If pregnant, spotting may be caused by:
- Miscarriage (spontaneous abortion) in the early stages of pregnancy. Spotting may be a sign of an impending miscarriage (threatened abortion) and prompt medical treatment may save the pregnancy.
- Ectopic pregnancy where the fetus starts to develop in the fallopian tube. It is a very serious condition and can be life-threatening for the mother without immediate medical care.
- Implantation bleed occurs when the embryo implants on the inner surface of the uterus. It is a normal sign of pregnancy and is sometimes missed.
Injury to the vulva, vagina, cervix or uterus can lead to abnormal vaginal bleeding. This may be seen as a result of intercourse, medical or surgical procedures, scratching the areas vigorously or with foreign bodies. Spotting due to trauma is usually accompanied by other symptoms like pain.
- Polycystic ovarian syndrome is a condition where there is elevated testosterone levels in girls and women along with menstrual irregularities and cysts in the ovaries.
- Uterine fibroids are benign (non-cancerous) growths that occur in the smooth muscle of the uterus. It is more common in women during the reproductive years of life.
- Uterine polyps are growths that protrude from the inner layer of the uterus known as the endometrium. It may be a single growth or multiple. Most cases are benign (non-cancerous).
- Endometrial hyperplasia is abnormal thickening of the endometrium (inner lining) of the uterus. It occurs with high levels of estrogen. Sometimes it can progress to cancer.
- Vaginitis is inflammation of the vagina, usually due to an infection or overgrowth of naturally-occurring bacteria in the vagina. The infection may be due to bacteria, yeasts and parasites.
- Sexually-transmitted diseases (STDs) like gonorrhea and chlamydia can cause a host of symptoms, including abnormal vaginal bleeding.
- Pelvic inflammatory disease (PID) is a more serious infection when microbes infect the areas beyond the cervix, including the uterus, fallopian tubes and/or ovaries.
- Hyperprolactinemia where the levels of the hormone prolactin is abnormally high. It is often associated with pituitary gland problems.
- Thyroid problems including hyperthyroidism (overactivity of the thyroid gland) and hypothyroidism (underactive thyroid) can cause spotting in girls and women.
- Diabetes mellitus where there is either a deficiency of insulin (type 1) or non-responsiveness of the cells to insulin (type 2).
A number of different cancers can lead to spotting. Most of these cancers are related to the female reproductive system and includes:
- Vaginal cancer
- Cervical cancer
- Uterine cancer
- Ovarian cancer
It is important to note that cancers which may cause urinary tract bleeding or rectal bleeding may sometimes also be mistaken for spotting.

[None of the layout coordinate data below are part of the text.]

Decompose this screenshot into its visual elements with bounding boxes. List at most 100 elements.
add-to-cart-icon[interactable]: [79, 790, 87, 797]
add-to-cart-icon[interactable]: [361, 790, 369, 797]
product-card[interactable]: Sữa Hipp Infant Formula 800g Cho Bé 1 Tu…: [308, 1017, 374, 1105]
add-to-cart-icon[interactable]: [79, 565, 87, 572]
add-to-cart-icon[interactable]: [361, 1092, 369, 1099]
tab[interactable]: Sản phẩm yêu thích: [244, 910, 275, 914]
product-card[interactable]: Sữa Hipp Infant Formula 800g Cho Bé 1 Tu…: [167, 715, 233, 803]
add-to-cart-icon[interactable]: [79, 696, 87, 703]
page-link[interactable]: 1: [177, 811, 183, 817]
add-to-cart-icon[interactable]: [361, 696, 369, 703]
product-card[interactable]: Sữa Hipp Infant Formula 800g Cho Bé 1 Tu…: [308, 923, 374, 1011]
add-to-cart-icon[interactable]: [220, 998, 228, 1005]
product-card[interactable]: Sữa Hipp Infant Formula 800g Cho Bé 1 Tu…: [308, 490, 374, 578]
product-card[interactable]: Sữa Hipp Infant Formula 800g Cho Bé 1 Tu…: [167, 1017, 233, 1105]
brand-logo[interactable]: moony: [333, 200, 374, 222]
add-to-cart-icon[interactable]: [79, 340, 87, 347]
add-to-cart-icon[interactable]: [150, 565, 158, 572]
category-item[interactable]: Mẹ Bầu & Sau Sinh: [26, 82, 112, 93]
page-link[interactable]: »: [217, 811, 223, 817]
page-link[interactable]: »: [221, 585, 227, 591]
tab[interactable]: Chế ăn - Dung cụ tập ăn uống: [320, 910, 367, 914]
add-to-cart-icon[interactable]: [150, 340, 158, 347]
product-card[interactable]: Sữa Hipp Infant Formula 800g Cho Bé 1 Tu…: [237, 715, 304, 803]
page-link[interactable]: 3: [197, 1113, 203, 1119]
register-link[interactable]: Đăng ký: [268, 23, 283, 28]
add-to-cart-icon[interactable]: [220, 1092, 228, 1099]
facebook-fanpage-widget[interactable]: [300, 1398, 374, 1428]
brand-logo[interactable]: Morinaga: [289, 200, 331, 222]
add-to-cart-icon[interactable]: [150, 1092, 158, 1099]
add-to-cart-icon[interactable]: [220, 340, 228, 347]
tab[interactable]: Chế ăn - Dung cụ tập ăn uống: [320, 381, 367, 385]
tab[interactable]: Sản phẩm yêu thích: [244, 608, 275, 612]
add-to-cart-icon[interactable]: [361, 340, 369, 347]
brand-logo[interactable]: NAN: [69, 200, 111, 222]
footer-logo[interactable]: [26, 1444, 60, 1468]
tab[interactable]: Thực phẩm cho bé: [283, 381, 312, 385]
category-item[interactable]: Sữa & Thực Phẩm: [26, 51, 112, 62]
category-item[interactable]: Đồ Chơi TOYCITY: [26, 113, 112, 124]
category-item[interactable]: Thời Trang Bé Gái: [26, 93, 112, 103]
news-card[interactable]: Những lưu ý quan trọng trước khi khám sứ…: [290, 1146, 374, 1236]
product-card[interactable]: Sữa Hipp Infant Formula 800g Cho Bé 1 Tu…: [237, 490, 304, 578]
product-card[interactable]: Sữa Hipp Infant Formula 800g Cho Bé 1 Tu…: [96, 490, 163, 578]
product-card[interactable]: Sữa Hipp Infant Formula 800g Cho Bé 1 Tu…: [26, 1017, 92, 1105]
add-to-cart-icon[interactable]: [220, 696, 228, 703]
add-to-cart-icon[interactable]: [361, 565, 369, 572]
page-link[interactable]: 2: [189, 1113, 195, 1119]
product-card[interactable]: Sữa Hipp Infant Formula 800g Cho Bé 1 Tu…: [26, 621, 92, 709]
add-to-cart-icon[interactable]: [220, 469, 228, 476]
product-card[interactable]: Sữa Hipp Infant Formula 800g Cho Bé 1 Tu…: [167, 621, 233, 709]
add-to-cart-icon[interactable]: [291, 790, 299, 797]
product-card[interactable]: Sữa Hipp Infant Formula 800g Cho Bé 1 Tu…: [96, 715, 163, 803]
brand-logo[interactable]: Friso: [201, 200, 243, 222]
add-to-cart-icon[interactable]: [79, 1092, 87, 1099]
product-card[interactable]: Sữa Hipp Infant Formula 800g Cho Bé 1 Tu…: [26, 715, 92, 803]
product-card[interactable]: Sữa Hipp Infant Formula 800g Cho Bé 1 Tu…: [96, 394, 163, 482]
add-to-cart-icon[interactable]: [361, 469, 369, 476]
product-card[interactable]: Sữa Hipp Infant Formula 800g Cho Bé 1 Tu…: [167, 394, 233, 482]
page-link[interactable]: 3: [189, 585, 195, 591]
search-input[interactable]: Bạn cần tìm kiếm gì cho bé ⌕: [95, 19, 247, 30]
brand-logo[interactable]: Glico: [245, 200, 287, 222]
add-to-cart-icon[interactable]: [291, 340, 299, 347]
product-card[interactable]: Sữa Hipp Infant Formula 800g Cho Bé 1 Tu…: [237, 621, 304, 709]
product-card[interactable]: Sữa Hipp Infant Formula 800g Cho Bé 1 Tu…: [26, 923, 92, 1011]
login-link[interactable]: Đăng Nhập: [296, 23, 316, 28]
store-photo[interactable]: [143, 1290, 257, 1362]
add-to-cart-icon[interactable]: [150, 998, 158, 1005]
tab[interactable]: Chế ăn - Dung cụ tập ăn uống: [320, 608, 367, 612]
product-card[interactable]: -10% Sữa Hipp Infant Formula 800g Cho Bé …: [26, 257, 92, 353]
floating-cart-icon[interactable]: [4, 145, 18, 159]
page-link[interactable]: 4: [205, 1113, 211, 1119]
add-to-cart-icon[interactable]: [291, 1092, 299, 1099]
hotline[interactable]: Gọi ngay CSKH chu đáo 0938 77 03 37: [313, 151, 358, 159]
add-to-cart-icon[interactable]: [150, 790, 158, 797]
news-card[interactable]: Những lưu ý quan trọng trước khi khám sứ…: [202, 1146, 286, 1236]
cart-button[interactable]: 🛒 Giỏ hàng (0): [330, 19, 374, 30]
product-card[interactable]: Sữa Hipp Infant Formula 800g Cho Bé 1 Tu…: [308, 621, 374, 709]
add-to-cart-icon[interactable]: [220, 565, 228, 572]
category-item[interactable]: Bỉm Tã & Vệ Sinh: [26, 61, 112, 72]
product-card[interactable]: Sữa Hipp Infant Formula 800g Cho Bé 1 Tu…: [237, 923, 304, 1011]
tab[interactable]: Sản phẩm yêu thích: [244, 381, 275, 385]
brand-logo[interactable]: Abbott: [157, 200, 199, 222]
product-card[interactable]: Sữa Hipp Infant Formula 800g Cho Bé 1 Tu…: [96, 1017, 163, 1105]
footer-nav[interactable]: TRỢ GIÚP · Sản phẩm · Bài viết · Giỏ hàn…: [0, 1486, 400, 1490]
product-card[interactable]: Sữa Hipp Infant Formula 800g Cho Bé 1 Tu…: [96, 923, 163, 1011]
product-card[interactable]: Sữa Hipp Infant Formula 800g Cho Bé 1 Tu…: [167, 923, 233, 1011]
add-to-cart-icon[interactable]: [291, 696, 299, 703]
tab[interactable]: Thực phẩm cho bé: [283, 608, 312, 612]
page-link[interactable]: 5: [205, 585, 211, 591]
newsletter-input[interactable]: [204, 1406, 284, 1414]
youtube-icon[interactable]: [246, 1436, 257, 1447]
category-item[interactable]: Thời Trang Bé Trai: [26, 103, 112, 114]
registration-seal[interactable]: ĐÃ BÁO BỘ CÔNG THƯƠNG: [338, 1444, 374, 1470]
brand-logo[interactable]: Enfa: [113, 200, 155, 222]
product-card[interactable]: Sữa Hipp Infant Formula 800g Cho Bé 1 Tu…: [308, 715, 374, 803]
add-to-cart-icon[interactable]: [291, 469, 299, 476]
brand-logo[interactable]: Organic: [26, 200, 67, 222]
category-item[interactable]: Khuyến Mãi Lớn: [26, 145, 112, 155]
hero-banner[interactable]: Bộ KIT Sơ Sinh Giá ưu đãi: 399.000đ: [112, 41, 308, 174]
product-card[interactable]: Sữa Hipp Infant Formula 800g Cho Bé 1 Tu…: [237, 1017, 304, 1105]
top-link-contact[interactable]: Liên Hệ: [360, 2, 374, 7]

Any medication that causes a change in hormone levels may also cause spotting. This is usually seen with drugs like oral contraceptives (the pill), emergency contraceptives (the “morning after” pill) and hormone replacement therapy (HRT). It also includes hormone-medication for the treatment of certain types of cancers as well as fertility treatments. Abnormal vaginal bleeding may also occur with anticoagulants like warfarin.
When to Seek Help?
Many girls and women are unsure as to when spotting requires medical attention. It is always advisable to see a doctor even if the spotting was very slight and does not occur apart from a single episode. However, there are cases where emergency medical attention. Severe pain with spotting, for example, should warrant a trip to the emergency room. It may be due to conditions like ectopic pregnancy which can be life-threatening.

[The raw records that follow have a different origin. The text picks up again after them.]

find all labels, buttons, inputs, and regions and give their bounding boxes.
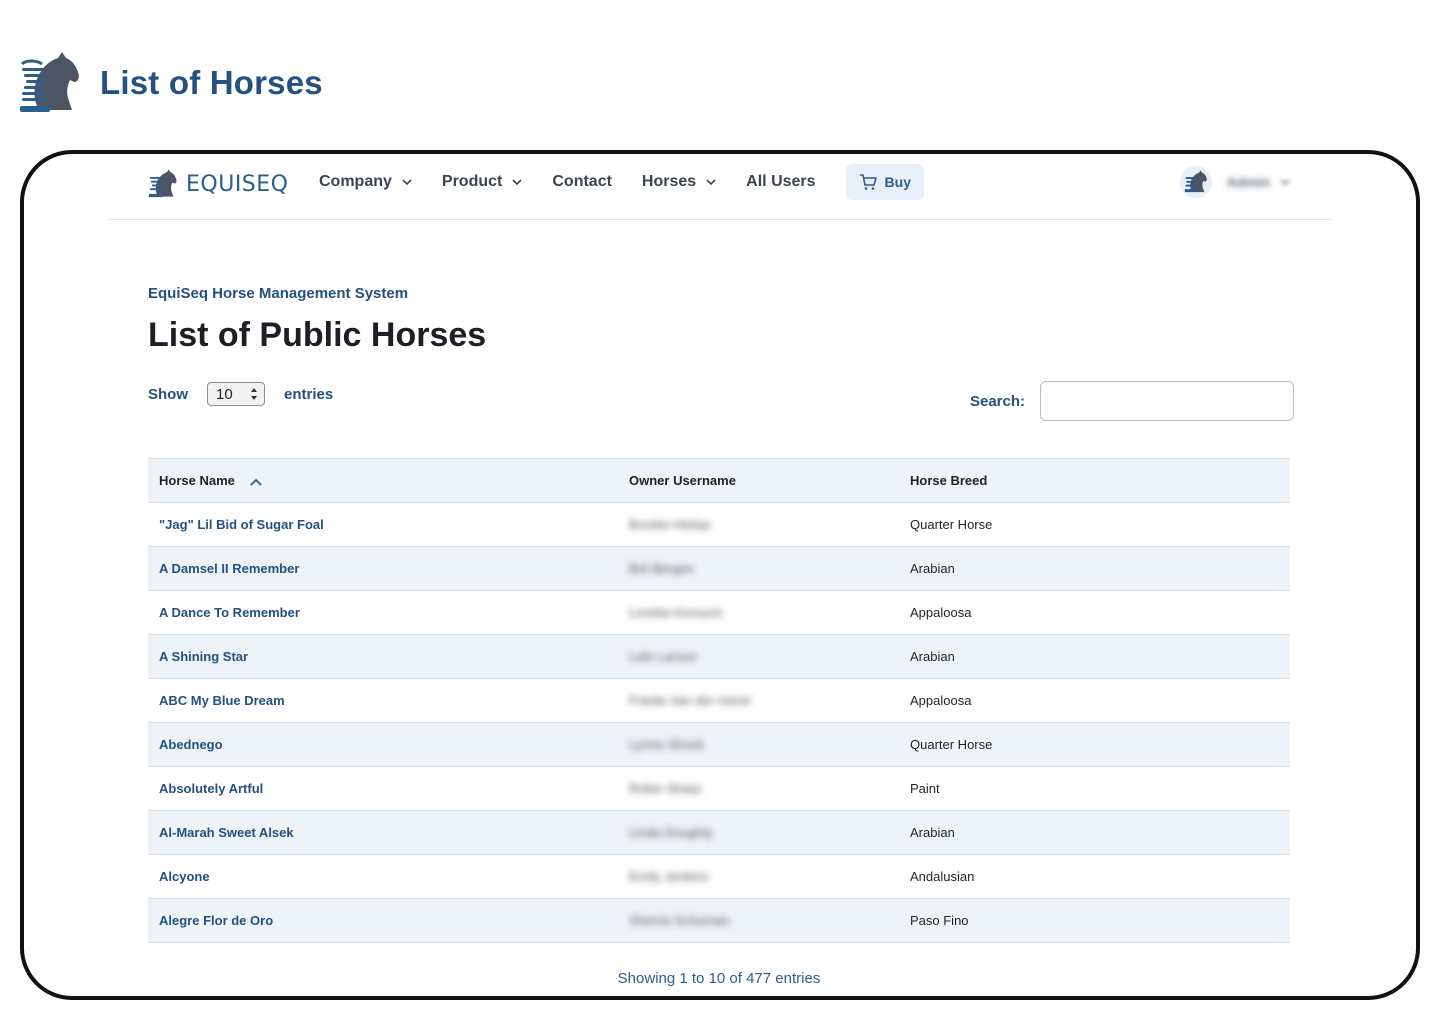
horse-breed: Paint bbox=[910, 781, 940, 796]
horse-name-link[interactable]: Alcyone bbox=[159, 869, 210, 884]
chevron-down-icon bbox=[1280, 179, 1290, 186]
navbar: EQUISEQ Company Product Contact Horses A… bbox=[108, 154, 1332, 220]
horse-name-link[interactable]: Alegre Flor de Oro bbox=[159, 913, 273, 928]
page-header: List of Horses bbox=[18, 48, 323, 118]
table-header-row: Horse Name Owner Username Horse Breed bbox=[148, 458, 1290, 503]
horse-breed: Arabian bbox=[910, 825, 955, 840]
horse-name-link[interactable]: "Jag" Lil Bid of Sugar Foal bbox=[159, 517, 324, 532]
table-row: ABC My Blue Dream Frieda Van der merel A… bbox=[148, 678, 1290, 723]
sort-ascending-icon bbox=[249, 478, 262, 486]
table-row: "Jag" Lil Bid of Sugar Foal Brooke Hislo… bbox=[148, 502, 1290, 547]
horses-table: Horse Name Owner Username Horse Breed "J… bbox=[148, 458, 1290, 943]
horse-name-link[interactable]: Al-Marah Sweet Alsek bbox=[159, 825, 294, 840]
owner-username: Linda Doughty bbox=[629, 825, 713, 840]
table-row: Alcyone Emily Jenkins Andalusian bbox=[148, 854, 1290, 899]
buy-button[interactable]: Buy bbox=[845, 164, 924, 200]
horse-breed: Andalusian bbox=[910, 869, 975, 884]
owner-username: Lynne Shook bbox=[629, 737, 705, 752]
column-header-owner-username[interactable]: Owner Username bbox=[618, 458, 899, 503]
search-input[interactable] bbox=[1040, 381, 1294, 421]
nav-item-label: Product bbox=[441, 173, 503, 190]
owner-username: Lele Larson bbox=[629, 649, 697, 664]
owner-username: Sherrie Schuman bbox=[629, 913, 730, 928]
table-row: Abednego Lynne Shook Quarter Horse bbox=[148, 722, 1290, 767]
owner-username: Frieda Van der merel bbox=[629, 693, 751, 708]
entries-select[interactable]: 10 bbox=[207, 382, 265, 406]
nav-menu: Company Product Contact Horses All Users bbox=[319, 164, 924, 200]
table-info: Showing 1 to 10 of 477 entries bbox=[617, 970, 821, 987]
horse-name-link[interactable]: Absolutely Artful bbox=[159, 781, 263, 796]
owner-username: Loretta Gorsuch bbox=[629, 605, 723, 620]
avatar bbox=[1180, 166, 1213, 198]
chevron-down-icon bbox=[706, 179, 716, 186]
page-subtitle: EquiSeq Horse Management System bbox=[148, 285, 409, 302]
table-row: A Damsel II Remember Brit Bergen Arabian bbox=[148, 546, 1290, 591]
page-heading: List of Public Horses bbox=[148, 316, 487, 354]
search-label: Search: bbox=[969, 392, 1025, 410]
chevron-down-icon bbox=[402, 179, 412, 186]
search-control: Search: bbox=[970, 381, 1294, 421]
nav-item-label: Contact bbox=[552, 173, 612, 190]
horse-name-link[interactable]: A Shining Star bbox=[159, 649, 248, 664]
horse-breed: Arabian bbox=[910, 561, 955, 576]
nav-item-all-users[interactable]: All Users bbox=[746, 173, 815, 191]
horse-breed: Appaloosa bbox=[910, 693, 972, 708]
entries-label: entries bbox=[284, 385, 334, 403]
horse-dna-logo-icon bbox=[20, 52, 79, 112]
cart-icon bbox=[859, 174, 877, 190]
nav-item-horses[interactable]: Horses bbox=[642, 173, 716, 191]
horse-dna-logo-icon bbox=[1185, 170, 1208, 193]
horse-dna-logo-icon bbox=[148, 169, 177, 198]
show-label: Show bbox=[148, 385, 188, 403]
brand[interactable]: EQUISEQ bbox=[148, 168, 289, 200]
horse-breed: Appaloosa bbox=[910, 605, 972, 620]
column-header-label: Horse Name bbox=[159, 473, 235, 488]
nav-item-contact[interactable]: Contact bbox=[552, 173, 612, 191]
owner-username: Brooke Hislop bbox=[629, 517, 710, 532]
column-header-horse-name[interactable]: Horse Name bbox=[148, 458, 618, 503]
horse-name-link[interactable]: Abednego bbox=[159, 737, 223, 752]
page-title: List of Horses bbox=[100, 64, 323, 101]
app-frame: EQUISEQ Company Product Contact Horses A… bbox=[20, 150, 1420, 1000]
table-row: Al-Marah Sweet Alsek Linda Doughty Arabi… bbox=[148, 810, 1290, 855]
table-row: Alegre Flor de Oro Sherrie Schuman Paso … bbox=[148, 898, 1290, 943]
entries-length-control: Show 10 entries bbox=[148, 382, 333, 406]
table-row: A Shining Star Lele Larson Arabian bbox=[148, 634, 1290, 679]
nav-item-label: Horses bbox=[641, 173, 697, 190]
owner-username: Brit Bergen bbox=[629, 561, 695, 576]
column-header-horse-breed[interactable]: Horse Breed bbox=[899, 458, 1290, 503]
user-name: Admin bbox=[1226, 174, 1270, 190]
horse-breed: Arabian bbox=[910, 649, 955, 664]
nav-item-company[interactable]: Company bbox=[319, 173, 412, 191]
brand-name: EQUISEQ bbox=[186, 171, 289, 197]
table-row: A Dance To Remember Loretta Gorsuch Appa… bbox=[148, 590, 1290, 635]
nav-item-label: Company bbox=[319, 173, 392, 190]
horse-name-link[interactable]: A Damsel II Remember bbox=[159, 561, 299, 576]
select-arrows-icon bbox=[251, 388, 257, 400]
buy-button-label: Buy bbox=[884, 174, 911, 190]
owner-username: Emily Jenkins bbox=[629, 869, 709, 884]
owner-username: Robin Sharp bbox=[629, 781, 702, 796]
nav-item-product[interactable]: Product bbox=[442, 173, 522, 191]
user-menu[interactable]: Admin bbox=[1180, 166, 1290, 198]
horse-breed: Quarter Horse bbox=[910, 517, 993, 532]
column-header-label: Owner Username bbox=[629, 473, 736, 488]
table-row: Absolutely Artful Robin Sharp Paint bbox=[148, 766, 1290, 811]
horse-breed: Quarter Horse bbox=[910, 737, 993, 752]
column-header-label: Horse Breed bbox=[910, 473, 988, 488]
chevron-down-icon bbox=[512, 179, 522, 186]
nav-item-label: All Users bbox=[746, 173, 816, 190]
horse-name-link[interactable]: A Dance To Remember bbox=[159, 605, 300, 620]
horse-name-link[interactable]: ABC My Blue Dream bbox=[159, 693, 285, 708]
horse-breed: Paso Fino bbox=[910, 913, 969, 928]
entries-select-value: 10 bbox=[216, 385, 233, 403]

In the absence of such acute symptoms, it is still nevertheless advisable to consult with a medical professional durig regular hours. Never try to self-diagnose or treat spotting without a doctor. Similarly, drugs that are suspected of being the cause of the spotting should not be discontinued unless advised by a doctor or pharmacist. Take note of factors that may exacerbate or relive the spotting as this can help the doctor with a final diagnosis.